Salwa mengangguk lalu berucap, “Kamu yakin tidak akan menyesal telah memilih saya?”
“Saya tidak pernah bermimpi yang muluk-muluk. Maaf, kalau kedatangan saya mengejutkan. Begitu pula karena selama ini tidak memberi kabar.”
“Saya juga tidak ingin berharap karena saya tidak ingin sakit hati.”
“Saya langsung menyukaimu sejak pertama kali kita berjumpa di dalam ruang kerjamu, saat Ibu saya dirawat.”
“Kamu sangat pintar menyembunyikan perasaanmu,” balas Salwa.

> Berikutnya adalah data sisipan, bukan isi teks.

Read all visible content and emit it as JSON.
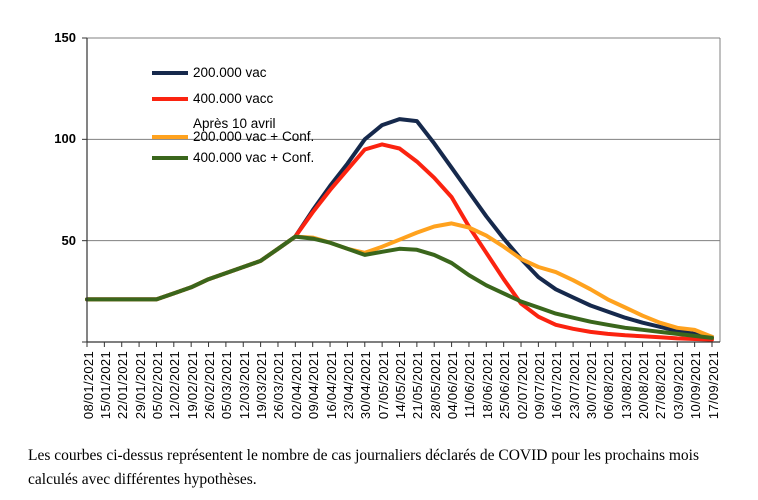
{
  "chart_data": {
    "type": "line",
    "title": "",
    "xlabel": "",
    "ylabel": "",
    "ylim": [
      0,
      150
    ],
    "y_ticks": [
      150,
      100,
      50
    ],
    "grid": "horizontal",
    "legend_position": "inside-top-left",
    "x_tick_labels": [
      "08/01/2021",
      "15/01/2021",
      "22/01/2021",
      "29/01/2021",
      "05/02/2021",
      "12/02/2021",
      "19/02/2021",
      "26/02/2021",
      "05/03/2021",
      "12/03/2021",
      "19/03/2021",
      "26/03/2021",
      "02/04/2021",
      "09/04/2021",
      "16/04/2021",
      "23/04/2021",
      "30/04/2021",
      "07/05/2021",
      "14/05/2021",
      "21/05/2021",
      "28/05/2021",
      "04/06/2021",
      "11/06/2021",
      "18/06/2021",
      "25/06/2021",
      "02/07/2021",
      "09/07/2021",
      "16/07/2021",
      "23/07/2021",
      "30/07/2021",
      "06/08/2021",
      "13/08/2021",
      "20/08/2021",
      "27/08/2021",
      "03/09/2021",
      "10/09/2021",
      "17/09/2021"
    ],
    "series": [
      {
        "name": "200.000 vac",
        "color": "#16294C",
        "values": [
          21,
          21,
          21,
          21,
          21,
          24,
          27,
          31,
          34,
          37,
          40,
          46,
          52,
          65,
          77,
          88,
          100,
          107,
          110,
          109,
          98,
          86,
          74,
          62,
          51,
          41,
          32,
          26,
          22,
          18,
          15,
          12,
          9.5,
          7.5,
          5.5,
          4,
          2.5
        ]
      },
      {
        "name": "400.000 vacc",
        "name_line2": "Après 10 avril",
        "color": "#FB2310",
        "values": [
          21,
          21,
          21,
          21,
          21,
          24,
          27,
          31,
          34,
          37,
          40,
          46,
          52,
          64,
          75,
          85,
          95,
          97.5,
          95.5,
          89,
          81,
          71.5,
          57,
          44,
          31,
          19,
          12.5,
          8.5,
          6.5,
          5,
          4,
          3.3,
          2.8,
          2.3,
          1.8,
          1.5,
          1.2
        ]
      },
      {
        "name": "200.000 vac + Conf.",
        "color": "#FFA21E",
        "values": [
          21,
          21,
          21,
          21,
          21,
          24,
          27,
          31,
          34,
          37,
          40,
          46,
          52,
          51.5,
          49,
          46,
          44,
          47,
          50.5,
          54,
          57,
          58.5,
          56.5,
          52.5,
          47,
          41,
          37,
          34.5,
          30.5,
          26,
          21,
          17,
          13,
          9.5,
          7,
          6,
          2.5
        ]
      },
      {
        "name": "400.000 vac + Conf.",
        "color": "#3A661C",
        "values": [
          21,
          21,
          21,
          21,
          21,
          24,
          27,
          31,
          34,
          37,
          40,
          46,
          52,
          51,
          49,
          46,
          43,
          44.5,
          46,
          45.5,
          43,
          39,
          33,
          28,
          24,
          20,
          17,
          14,
          12,
          10,
          8.5,
          7,
          6,
          5,
          4,
          3,
          2
        ]
      }
    ],
    "axis_color": "#333333",
    "gridline_color": "#808080"
  },
  "caption": {
    "line1": "Les courbes ci-dessus représentent le nombre de cas journaliers déclarés de COVID pour les prochains mois",
    "line2": "calculés avec différentes hypothèses."
  }
}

“Kamu juga dikagumi oleh kaum pria yang lebih mapan dari saya waktu itu. Oleh sebab itu saya menahan diri untuk mendekatimu. Saya bukan menjauh tetapi saya hanya menjalankan tekad saya, yaitu harus bisa memantaskan diri demi bisa melamarmu.”
“Kamu khawatir aku tidak akan menerima lamaranmu waktu itu?”
“Mungkin saja. Saya hanya tidak siap ditolak waktu itu.”
“Tapi kamu akan pergi lagi setelah mengikat saya?”
“Kamu yang menjadi motivasiku untuk sampai pada titik ini. Saya tidak akan bisa terima jika sekembalinya saya dari Mesir, kamu sudah menjadi milik orang lain.”
Salwa termangu mendengar pengakuan jujur dari Yusuf. Sangat jauh berbeda dengan cara Evan mendekatinya. Tidak ada kata-kata manis dan rayuan gombal. Namun, apa yang disampaikan oleh Yusuf lebih pada jaminan masa depan yang pasti. Jujur, tidak muluk-muluk.
Salwa tidak punya alasan kuat untuk menolak Yusuf. Apalagi ibunya sudah berterus terang lebih awal sebelum sempat mendengar keinginan hati dari Salwa. Tetapi ragu itu masih ada karena Salwa tahu, satu bulan dari sekarang ia akan ditinggalkan.